Opinion: State trust land exchange efforts can benefit public lands and development in Utah

Some changes to public lands ownership, such as state trust land exchanges, could benefit all public land constituents.

With Sen. Mike Lee’s proposed public lands sale proposal excised from the “Big Beautiful Bill” and the Republican leadership likely not revisiting a painful controversy anytime soon, now may be a good time to reflect more deliberately on how some changes to public lands ownership could benefit all public land constituents.

Senator Lee’s rationale for selling public lands was to provide more available land for housing in communities facing unaffordable housing costs. While there are communities in the West where useable public lands are close to housing infrastructure, this is not true to any significant degree in Utah.

I spent the middle part of my career with Utah’s Trust Lands Administration (then called SITLA), with the specific assignment of finding Bureau of Land Management (BLM) lands that could be acquired by Utah’s school trust for development, with proceeds going to Utah’s public school endowment.

The pickings near urban areas were sparse. We looked at plat maps everywhere within commuting distance of the Wasatch Front, and found only small, isolated parcels of BLM land that might be suitable for development.

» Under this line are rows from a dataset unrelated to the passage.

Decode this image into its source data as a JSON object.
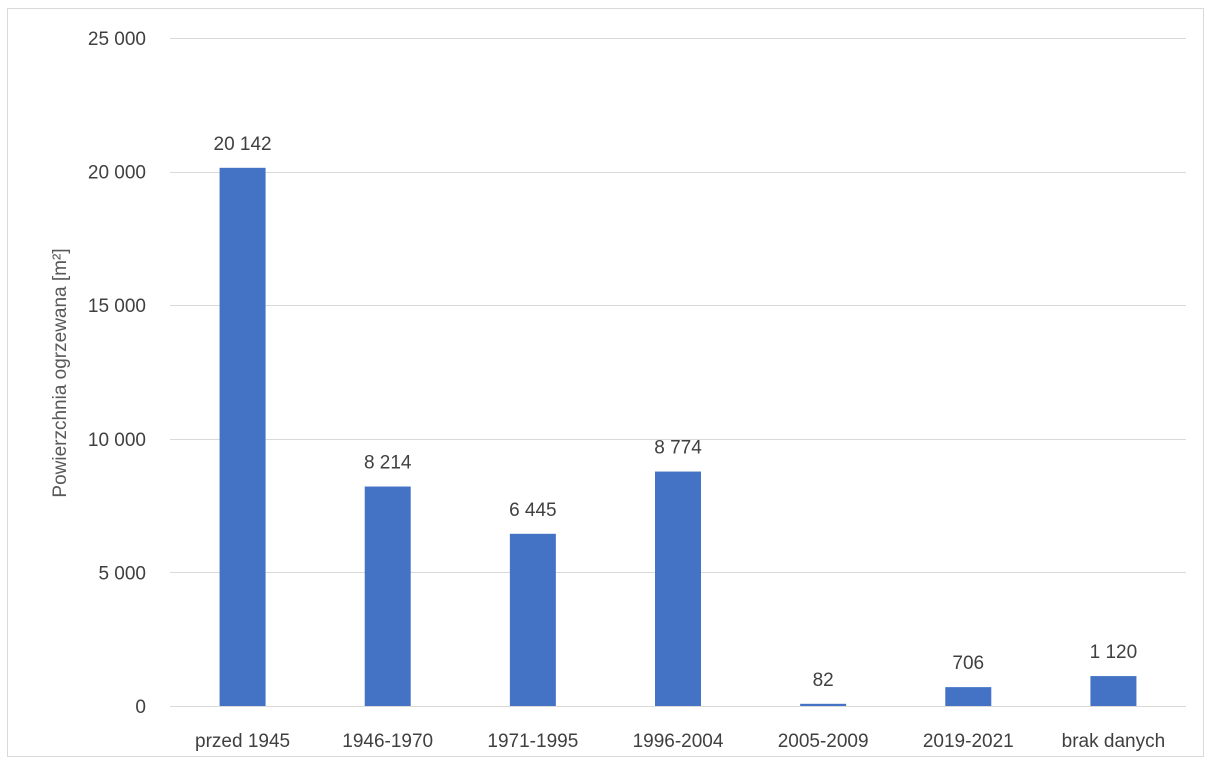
{
  "chart_data": {
    "type": "bar",
    "title": "",
    "xlabel": "",
    "ylabel": "Powierzchnia ogrzewana [m²]",
    "categories": [
      "przed 1945",
      "1946-1970",
      "1971-1995",
      "1996-2004",
      "2005-2009",
      "2019-2021",
      "brak danych"
    ],
    "values": [
      20142,
      8214,
      6445,
      8774,
      82,
      706,
      1120
    ],
    "value_labels": [
      "20 142",
      "8 214",
      "6 445",
      "8 774",
      "82",
      "706",
      "1 120"
    ],
    "ylim": [
      0,
      25000
    ],
    "yticks": [
      0,
      5000,
      10000,
      15000,
      20000,
      25000
    ],
    "ytick_labels": [
      "0",
      "5 000",
      "10 000",
      "15 000",
      "20 000",
      "25 000"
    ],
    "grid": true,
    "legend": "none",
    "colors": {
      "bar": "#4472C4",
      "grid": "#D9D9D9",
      "text": "#404040",
      "axis_label": "#595959"
    }
  }
}
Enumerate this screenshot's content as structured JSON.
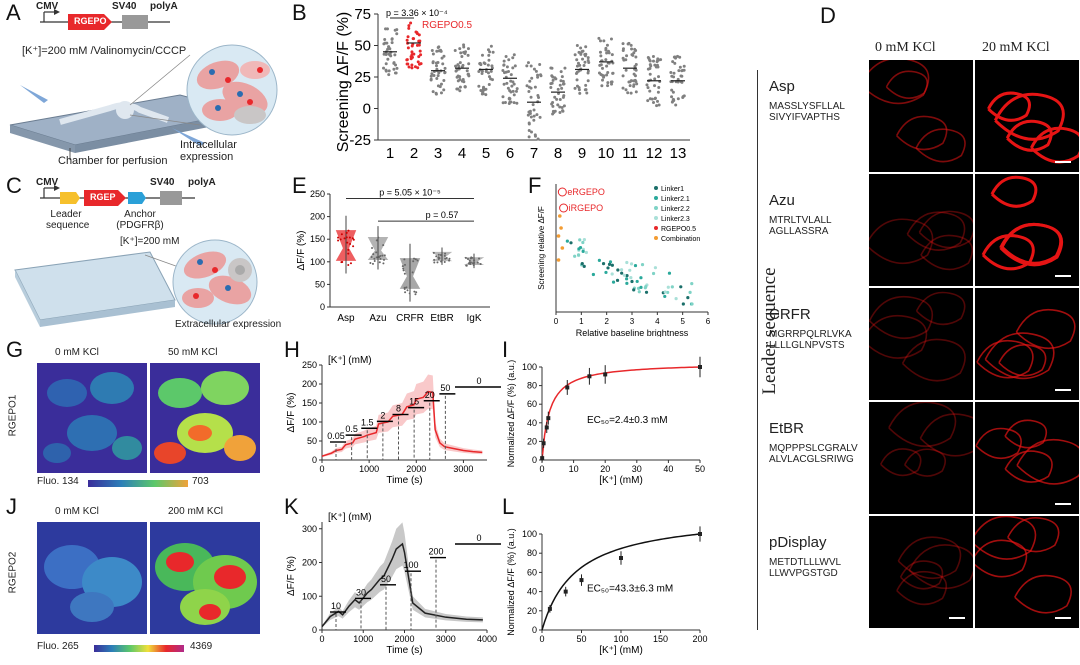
{
  "panel_letters": [
    "A",
    "B",
    "C",
    "D",
    "E",
    "F",
    "G",
    "H",
    "I",
    "J",
    "K",
    "L"
  ],
  "A": {
    "cmv": "CMV",
    "gene": "RGEPO",
    "sv40": "SV40",
    "polya": "polyA",
    "condition": "[K⁺]=200 mM /Valinomycin/CCCP",
    "chamber_label": "Chamber for perfusion",
    "expression_label": "Intracellular expression"
  },
  "C": {
    "cmv": "CMV",
    "gene": "RGEP",
    "sv40": "SV40",
    "polya": "polyA",
    "leader": "Leader\nsequence",
    "leader_l1": "Leader",
    "leader_l2": "sequence",
    "anchor_l1": "Anchor",
    "anchor_l2": "(PDGFRβ)",
    "condition": "[K⁺]=200 mM",
    "expression_label": "Extracellular expression"
  },
  "D": {
    "col1": "0 mM KCl",
    "col2": "20 mM KCl",
    "side_label": "Leader sequence",
    "rows": [
      {
        "name": "Asp",
        "seq1": "MASSLYSFLLAL",
        "seq2": "SIVYIFVAPTHS"
      },
      {
        "name": "Azu",
        "seq1": "MTRLTVLALL",
        "seq2": "AGLLASSRA"
      },
      {
        "name": "CRFR",
        "seq1": "MGRRPQLRLVKA",
        "seq2": "LLLLGLNPVSTS"
      },
      {
        "name": "EtBR",
        "seq1": "MQPPPSLCGRALV",
        "seq2": "ALVLACGLSRIWG"
      },
      {
        "name": "pDisplay",
        "seq1": "METDTLLLWVL",
        "seq2": "LLWVPGSTGD"
      }
    ]
  },
  "G": {
    "col1": "0 mM KCl",
    "col2": "50 mM KCl",
    "side": "RGEPO1",
    "fluo_label": "Fluo. 134",
    "fluo_max": "703"
  },
  "J": {
    "col1": "0 mM KCl",
    "col2": "200 mM KCl",
    "side": "RGEPO2",
    "fluo_label": "Fluo. 265",
    "fluo_max": "4369"
  },
  "colors": {
    "red": "#e8282b",
    "gray": "#808080",
    "teal_dark": "#1b6f6a",
    "teal": "#2aa99b",
    "teal_light": "#7fd3c6",
    "orange": "#f39c32"
  },
  "chart_data": [
    {
      "id": "B",
      "type": "scatter",
      "ylabel": "Screening ΔF/F (%)",
      "categories": [
        "1",
        "2",
        "3",
        "4",
        "5",
        "6",
        "7",
        "8",
        "9",
        "10",
        "11",
        "12",
        "13"
      ],
      "ylim": [
        -25,
        75
      ],
      "yticks": [
        "-25",
        "0",
        "25",
        "50",
        "75"
      ],
      "medians": [
        45,
        52,
        30,
        32,
        31,
        24,
        5,
        13,
        31,
        37,
        32,
        22,
        22
      ],
      "annotation": "p = 3.36 × 10⁻⁴",
      "highlight_label": "RGEPO0.5",
      "highlight_index": 2
    },
    {
      "id": "E",
      "type": "box",
      "ylabel": "ΔF/F (%)",
      "categories": [
        "Asp",
        "Azu",
        "CRFR",
        "EtBR",
        "IgK"
      ],
      "ylim": [
        0,
        250
      ],
      "yticks": [
        "0",
        "50",
        "100",
        "150",
        "200",
        "250"
      ],
      "medians": [
        130,
        125,
        68,
        110,
        100
      ],
      "annotations": [
        "p = 5.05 × 10⁻⁵",
        "p = 0.57"
      ]
    },
    {
      "id": "F",
      "type": "scatter",
      "xlabel": "Relative baseline brightness",
      "ylabel": "Screening relative ΔF/F",
      "xticks": [
        "0",
        "1",
        "2",
        "3",
        "4",
        "5",
        "6"
      ],
      "xlim": [
        0,
        6
      ],
      "ylim": [
        0,
        3.2
      ],
      "legend": [
        "Linker1",
        "Linker2.1",
        "Linker2.2",
        "Linker2.3",
        "RGEPO0.5",
        "Combination"
      ],
      "labels": [
        "eRGEPO",
        "iRGEPO"
      ]
    },
    {
      "id": "H",
      "type": "line",
      "xlabel": "Time (s)",
      "ylabel": "ΔF/F (%)",
      "header": "[K⁺] (mM)",
      "xticks": [
        "0",
        "1000",
        "2000",
        "3000"
      ],
      "yticks": [
        "0",
        "50",
        "100",
        "150",
        "200",
        "250"
      ],
      "xlim": [
        0,
        3500
      ],
      "ylim": [
        0,
        250
      ],
      "steps": [
        "0.05",
        "0.5",
        "1.5",
        "2",
        "8",
        "15",
        "20",
        "50",
        "0"
      ],
      "trace_t": [
        0,
        200,
        300,
        420,
        500,
        650,
        700,
        900,
        950,
        1150,
        1200,
        1400,
        1500,
        1700,
        1800,
        1950,
        2000,
        2150,
        2250,
        2350,
        2400,
        2500,
        2600,
        2800,
        3000,
        3200,
        3400
      ],
      "trace_v": [
        10,
        18,
        25,
        28,
        40,
        45,
        55,
        62,
        65,
        72,
        95,
        100,
        115,
        120,
        140,
        145,
        160,
        165,
        180,
        178,
        80,
        45,
        35,
        30,
        25,
        22,
        20
      ]
    },
    {
      "id": "I",
      "type": "line",
      "xlabel": "[K⁺] (mM)",
      "ylabel": "Normalized ΔF/F (%) (a.u.)",
      "xticks": [
        "0",
        "10",
        "20",
        "30",
        "40",
        "50"
      ],
      "yticks": [
        "0",
        "20",
        "40",
        "60",
        "80",
        "100"
      ],
      "xlim": [
        0,
        50
      ],
      "ylim": [
        0,
        100
      ],
      "x": [
        0.05,
        0.5,
        1.5,
        2,
        8,
        15,
        20,
        50
      ],
      "y": [
        2,
        18,
        35,
        45,
        78,
        90,
        92,
        100
      ],
      "ec50_text": "EC₅₀=2.4±0.3 mM"
    },
    {
      "id": "K",
      "type": "line",
      "xlabel": "Time (s)",
      "ylabel": "ΔF/F (%)",
      "header": "[K⁺] (mM)",
      "xticks": [
        "0",
        "1000",
        "2000",
        "3000",
        "4000"
      ],
      "yticks": [
        "0",
        "100",
        "200",
        "300"
      ],
      "xlim": [
        0,
        4000
      ],
      "ylim": [
        0,
        320
      ],
      "steps": [
        "10",
        "30",
        "50",
        "100",
        "200",
        "0"
      ],
      "trace_t": [
        0,
        200,
        400,
        500,
        650,
        800,
        900,
        1100,
        1200,
        1400,
        1500,
        1700,
        1800,
        1950,
        2000,
        2200,
        2500,
        3000,
        3500,
        3900
      ],
      "trace_v": [
        10,
        40,
        55,
        45,
        70,
        90,
        80,
        110,
        120,
        150,
        160,
        210,
        240,
        255,
        230,
        80,
        50,
        38,
        32,
        30
      ]
    },
    {
      "id": "L",
      "type": "line",
      "xlabel": "[K⁺] (mM)",
      "ylabel": "Normalized ΔF/F (%) (a.u.)",
      "xticks": [
        "0",
        "50",
        "100",
        "150",
        "200"
      ],
      "yticks": [
        "0",
        "20",
        "40",
        "60",
        "80",
        "100"
      ],
      "xlim": [
        0,
        200
      ],
      "ylim": [
        0,
        100
      ],
      "x": [
        10,
        30,
        50,
        100,
        200
      ],
      "y": [
        22,
        40,
        52,
        75,
        100
      ],
      "ec50_text": "EC₅₀=43.3±6.3 mM"
    }
  ]
}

One reason for our lack of success was historic. Unlike many Western states, Utah was settled with a sizable population for 87 years before the Taylor Grazing Act effectively ended homesteading in 1934. Almost every useable parcel of public lands went into private hands, leaving only steep mountainsides in BLM ownership. Forest Service lands along the Wasatch Front were off-limits, but generally also were too steep for development. Even in the St. George area, larger remaining public lands parcels were far from infrastructure, and BLM’s attempts to sell those lands under existing land sales authorities failed.

The reason that we were looking was that Utah’s school trust owns lands with considerable scenic, natural and cultural resource values that almost everyone would agree should not be developed. The obvious solution was to trade natural lands to the federal government for public management, with Utah’s school trust acquiring lands that could be used to generate funds for schools.

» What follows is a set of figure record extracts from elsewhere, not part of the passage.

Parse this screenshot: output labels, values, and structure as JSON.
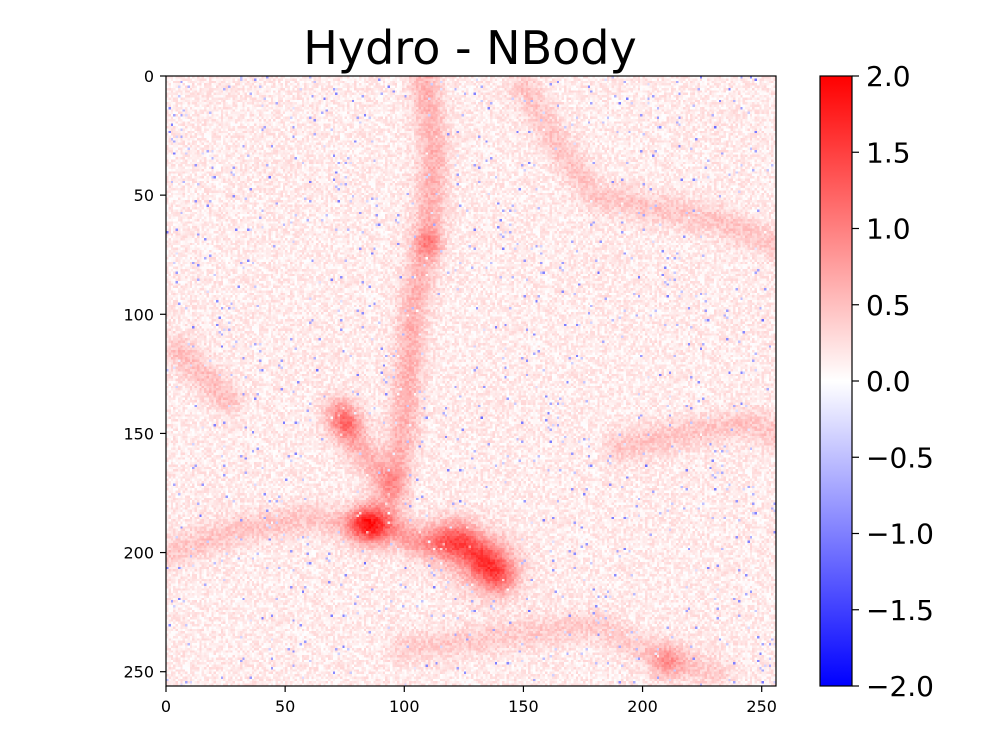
{
  "chart_data": {
    "type": "heatmap",
    "title": "Hydro - NBody",
    "xlabel": "",
    "ylabel": "",
    "grid_size": [
      256,
      256
    ],
    "xlim": [
      0,
      256
    ],
    "ylim": [
      256,
      0
    ],
    "x_ticks": [
      "0",
      "50",
      "100",
      "150",
      "200",
      "250"
    ],
    "x_tick_values": [
      0,
      50,
      100,
      150,
      200,
      250
    ],
    "y_ticks": [
      "0",
      "50",
      "100",
      "150",
      "200",
      "250"
    ],
    "y_tick_values": [
      0,
      50,
      100,
      150,
      200,
      250
    ],
    "colormap": "bwr",
    "colormap_colors": [
      "#0000ff",
      "#ffffff",
      "#ff0000"
    ],
    "value_range": [
      -2.0,
      2.0
    ],
    "colorbar_ticks": [
      "2.0",
      "1.5",
      "1.0",
      "0.5",
      "0.0",
      "−0.5",
      "−1.0",
      "−1.5",
      "−2.0"
    ],
    "colorbar_tick_values": [
      2.0,
      1.5,
      1.0,
      0.5,
      0.0,
      -0.5,
      -1.0,
      -1.5,
      -2.0
    ],
    "typical_value": 0.15,
    "filaments": [
      {
        "points": [
          [
            108,
            0
          ],
          [
            112,
            30
          ],
          [
            110,
            60
          ],
          [
            103,
            100
          ],
          [
            100,
            140
          ],
          [
            95,
            175
          ],
          [
            88,
            190
          ]
        ],
        "intensity": 0.45
      },
      {
        "points": [
          [
            85,
            185
          ],
          [
            105,
            195
          ],
          [
            125,
            195
          ],
          [
            135,
            205
          ],
          [
            140,
            210
          ]
        ],
        "intensity": 0.6
      },
      {
        "points": [
          [
            150,
            5
          ],
          [
            165,
            30
          ],
          [
            180,
            50
          ],
          [
            205,
            55
          ],
          [
            230,
            60
          ],
          [
            256,
            70
          ]
        ],
        "intensity": 0.3
      },
      {
        "points": [
          [
            0,
            200
          ],
          [
            30,
            190
          ],
          [
            60,
            185
          ],
          [
            85,
            190
          ]
        ],
        "intensity": 0.3
      },
      {
        "points": [
          [
            72,
            140
          ],
          [
            80,
            155
          ],
          [
            92,
            170
          ]
        ],
        "intensity": 0.45
      },
      {
        "points": [
          [
            5,
            115
          ],
          [
            15,
            125
          ],
          [
            25,
            135
          ]
        ],
        "intensity": 0.35
      },
      {
        "points": [
          [
            190,
            155
          ],
          [
            215,
            150
          ],
          [
            245,
            145
          ],
          [
            256,
            150
          ]
        ],
        "intensity": 0.3
      },
      {
        "points": [
          [
            100,
            240
          ],
          [
            140,
            235
          ],
          [
            180,
            230
          ],
          [
            210,
            245
          ],
          [
            230,
            250
          ]
        ],
        "intensity": 0.25
      }
    ],
    "blobs": [
      {
        "x": 135,
        "y": 205,
        "r": 8,
        "value": 0.9
      },
      {
        "x": 120,
        "y": 195,
        "r": 7,
        "value": 0.7
      },
      {
        "x": 82,
        "y": 188,
        "r": 5,
        "value": 0.8
      },
      {
        "x": 75,
        "y": 145,
        "r": 5,
        "value": 0.6
      },
      {
        "x": 110,
        "y": 70,
        "r": 4,
        "value": 0.5
      },
      {
        "x": 210,
        "y": 245,
        "r": 5,
        "value": 0.5
      }
    ]
  }
}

There are public lands — including some remaining BLM lands near cities — that do not have notable natural values, and that can be developed for housing, industry and minerals without significant environmental concern. Senator Lee was a strong supporter of SITLA’s land exchange efforts, and a key player in their success. Local and national conservation organizations helped out as well. After 25 years of exchanges, Utah has placed over 600,000 acres of former trust lands into conservation, and released an equivalent amount of public land for development. During the same time period, Utah’s trust land endowments have grown from almost nothing to $3.7 billion, creating a perpetual asset for future generations of Utah students.

The Utah model would work well for most of the other Western states where Senator Lee proposed public land sales. Each of those states has a large professional land management staff, and a portfolio of state trust lands. Each can determine at the state level what pattern of land ownership works best for their state. While there are legal, regulatory and bureaucratic hurdles to large scale federal-state land exchanges that Congress and the current administration need to address, the win-win nature of this approach can avoid the public perception that unilateral land sales are a zero-sum game.